Except that it isn’t, is it?

What are the takeaways from the race in Texas 34 for the two political parties? For Democrats they need to understand what has happened to their party by going all-in on wokeism. Wokeism is a pure luxury belief. A luxury belief is a set of values or ideas that rich people are able to believe because they don’t actually have to act them out. They argue for mass public transportation, but they buy a Gulfstream. They believe in open borders but have walls around their home. They believe that school choice is racist, but they send little Jane and Johnny to Exeter. They believe in systemic racism but had better not see anyone that isn’t White in their neighborhood. These are luxury beliefs. They sound good at cocktail parties attended by people that want to sound overly educated, but they don’t sound good in the Rio Grande Valley of Texas, and they increasingly aren’t sounding good anywhere else.

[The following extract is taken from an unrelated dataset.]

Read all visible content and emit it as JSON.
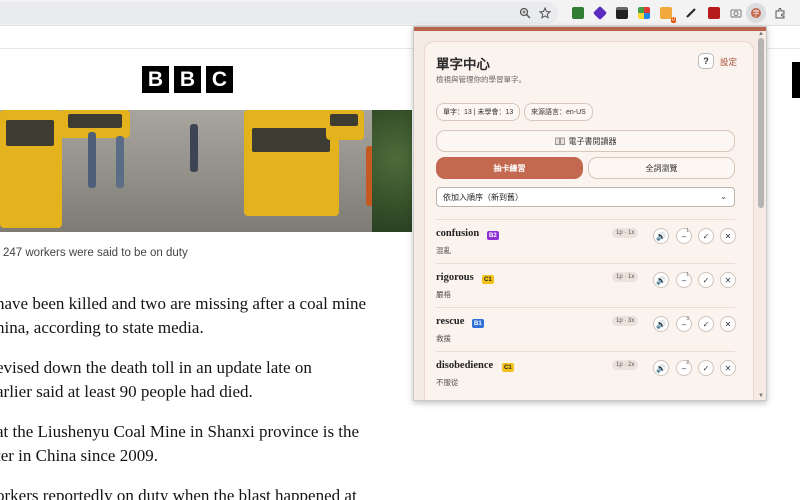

Democrats need to acknowledge that wokeism is destroying their party, but their party is controlled by the inventors of wokeism. It takes a person of great character to admit they have made a mistake. The Democrat Party is filled with characters, to be sure, but none of them have any. They will not relent in pushing their agenda.

For Republicans, they need to learn that party “moderates” and their consultancy class have been wrong about everything for a very long time. For years these folks have told us that we should stop talking about immigration, stop talking about the border, and become socially liberal on issues like abortion and transgenderism. They have told us that by doing so we can reach Hispanic voters, build coalitions, and win national elections. I can’t tell you how many fundraisers that I was invited to in 2015-16 where the message was “grant amnesty and win Hispanic votes.” Interesting, isn’t it, that Mayra Flores, a Hispanic woman who immigrated here to the U.S. legally, just won a race in a district that hasn’t voted for a Republican in over 140 years with exactly an opposite message?

Republicans need to understand that Donald Trump didn’t offend Hispanic voters, Mitt Romney offended them. Mayra Flores ran her campaign as a traditional values Republican. She ran as the wife of a border patrol agent who is against open borders. She even dared to mention the “G” word during her campaign. That’s right, consultants. Mayra Flores believes in God. She says so. I heard her.

And so did 51% of the voters in an 84% Hispanic district in Texas.

It wasn’t only Hispanics who voted for Ms. Flores. Elon Musk took to his soon-to-be-owned Twitter platform to tell the world that Flores was the first Republican for whom he’s ever voted, and he predicted a red wave is coming in November. Great work, woke Democrats. Not only are you turning your reliable Hispanic “rabble,” as you’ve seen them, into Republicans, you now have the world’s richest man voting against you and predicting your fall.

I have written many times over the past few years that some result in some election somewhere has presented an opportunity for Republicans to grab if they only could be smart enough to take it. This historically unprecedented election result in Texas District 34, this seemingly impossible win by Mayra Flores, might well be an opportunity Republicans will take whether they want to or not. The Republic is moving in a conservative direction all on its own. Republicans don’t need to lead it so much as they need to decide to consciously join it.

Consultants and Mitt Romney will advise them not to do so. Republicans have listened to them before. As another Famous Texan, Dr. Phil might ask, “how’s that been working for ya?”